Corte di Cassazione, sez. II Penale, Sentenza n.11795 del 21/01/2024 (dep. 20/03/2024)

Il ricorso per cassazione inviato all'indirizzo PEC errato è ammissibile qualora sia recapitato ad un ufficio diverso da quello che ha emesso il provvedimento impugnato, avendo comunque raggiunto lo scopo dell'atto?

La Sezione Seconda penale della Cassaizone, con la sentenza n. 11795 del 20 marzo 2024, risponde negativamente.

I giudici di legittimità richiamano l'art. 87-bis del d.lgs. n. 150 del 2022, introdotto dalla legge n. 199 del 2022, la quale stabilisce che, in attesa che il processo penale telematico diventi pienamente operativo, i depositi legali possono essere effettuati agli indirizzi PEC ufficiali degli uffici giudiziari, come specificato dal DGSIA (Direttore generale per i sistemi informativi automatizzati). Ciò implica che l'atto di impugnazione debba seguire precise modalità di invio, e che l'inosservanza di queste modalità comporti l'inammissibilità dell'impugnazione stessa.
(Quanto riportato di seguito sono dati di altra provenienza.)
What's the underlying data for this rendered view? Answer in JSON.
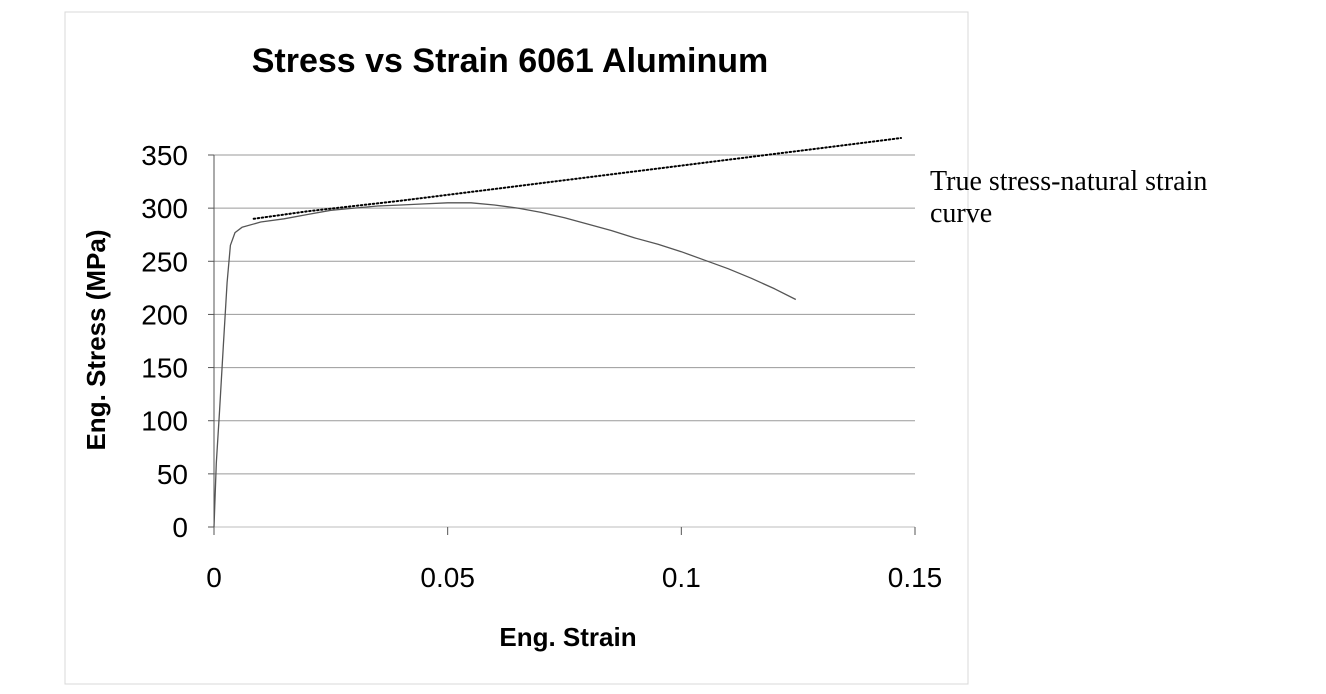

Nel caso di specie, il ricorso era stato inviato a un indirizzo PEC non abilitato per la ricezione di tale documento, tuttavia il difensore sosteneva un'interpretazione della norma che valorizzasse il sostanziale "raggiungimento dello scopo" di una impugnazione cautelare irritualmente presentata nella cancelleria del giudice non competente a riceverla, ma tempestivamente trasmessa a quella del giudice competente.

La Corte rigetta questa interpretazione sulla base dell'articolo 12 delle preleggi, che impone un'interpretazione letterale della legge, escludendo letture estensive o adattive non previste espressamente dal testo normativo. Aggiunge che anche  la valorizzazione del principio di favor impugnationis non può estendere le modalità di presentazione del ricorso oltre quelle stabilite dal legislatore.

Pertanto, la Suprema Corte ha dichiarato inammissibile il ricorso.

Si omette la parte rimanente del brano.